SECURITIES AND EXCHANGE COMMISSION

                             Washington, D.C. 20549
                             
                                  FORM 8-K/A        

                                 CURRENT REPORT



                     Pursuant to Section 13 or 15(d) of the
                        Securities Exchange Act of 1934



     Date of Report (date of earliest event reported):  September 20, 1996


                             WELLS FARGO & COMPANY
             (Exact name of registrant as specified in its charter)
 
 
         Delaware                      1-6214                 No. 13-2553920
(State or other jurisdiction      (Commission File             (IRS Employer
    of incorporation)                  Number)               Identification No.)
 
             420 Montgomery Street, San Francisco, California 94163
              (Address of principal executive offices) (Zip Code)

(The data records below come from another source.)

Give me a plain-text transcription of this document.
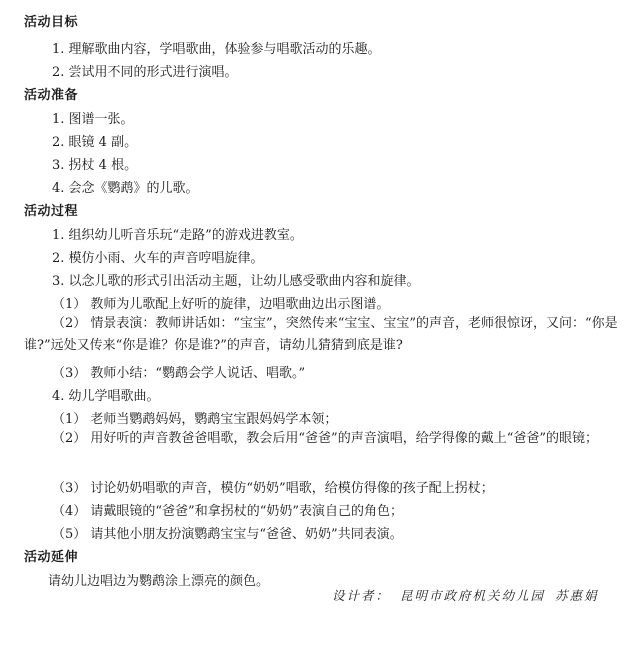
活动目标
1. 理解歌曲内容，学唱歌曲，体验参与唱歌活动的乐趣。
2. 尝试用不同的形式进行演唱。
活动准备
1. 图谱一张。
2. 眼镜 4 副。
3. 拐杖 4 根。
4. 会念《鹦鹉》的儿歌。
活动过程
1. 组织幼儿听音乐玩“走路”的游戏进教室。
2. 模仿小雨、火车的声音哼唱旋律。
3. 以念儿歌的形式引出活动主题，让幼儿感受歌曲内容和旋律。
（1） 教师为儿歌配上好听的旋律，边唱歌曲边出示图谱。
（2） 情景表演：教师讲话如：“宝宝”，突然传来“宝宝、宝宝”的声音，老师很惊讶，又问：“你是谁?”远处又传来“你是谁？你是谁?”的声音，请幼儿猜猜到底是谁?
（3） 教师小结：“鹦鹉会学人说话、唱歌。”
4. 幼儿学唱歌曲。
（1） 老师当鹦鹉妈妈，鹦鹉宝宝跟妈妈学本领；
（2） 用好听的声音教爸爸唱歌，教会后用“爸爸”的声音演唱，给学得像的戴上“爸爸”的眼镜；
（3） 讨论奶奶唱歌的声音，模仿“奶奶”唱歌，给模仿得像的孩子配上拐杖；
（4） 请戴眼镜的“爸爸”和拿拐杖的“奶奶”表演自己的角色；
（5） 请其他小朋友扮演鹦鹉宝宝与“爸爸、奶奶”共同表演。
活动延伸
请幼儿边唱边为鹦鹉涂上漂亮的颜色。
设计者： 昆明市政府机关幼儿园 苏惠娟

      Registrant's telephone number, including area code:  (415) 477-1000


                                 Not Applicable
         (Former name or former address, if changed since last report)


    
     Wells Fargo & Company (the "Company") hereby amends Exhibit 4(a) to the 
Company's Current Report on Form 8-K dated September 20, 1996, filed with the 
Securities and Exchange Commission on September 20, 1996 (the "Form 8-K"), as
set forth in the pages attached hereto.    
 
Item 5:       Other Events
              ------------

     On September 19, 1996 Wells Fargo & Company (the "Company") authorized the
sale and established the terms of up to 4,000,000 shares of Fixed/Adjustable
Rate Noncumulative Preferred Stock, Series H, under Registration No. 333-10469.

Item 7:       Financial Statements and Exhibits
              ---------------------------------

          (a) Financial statements of businesses acquired:  Not applicable.

          (b) Pro forma financial information:  Not applicable.

          (c) Index of Exhibits:

              4(a) -- Certificate of Designation for the Fixed/Adjustable Rate
              Noncumulative Preferred Stock.


                                   SIGNATURE
                                   ---------

    
Pursuant to the requirements of the Securities Exchange Act of 1934, the
registrant has duly caused this report to be signed on its behalf by the
undersigned, thereunto duly authorized, on September 23, 1996.     


                                       WELLS FARGO & COMPANY


                                       
                                       By:  /s/ Paul D. Ardleigh
                                           ---------------------------
                                           Name:  Paul D. Ardleigh
                                           Title: Vice President       
                                                   


                                      2.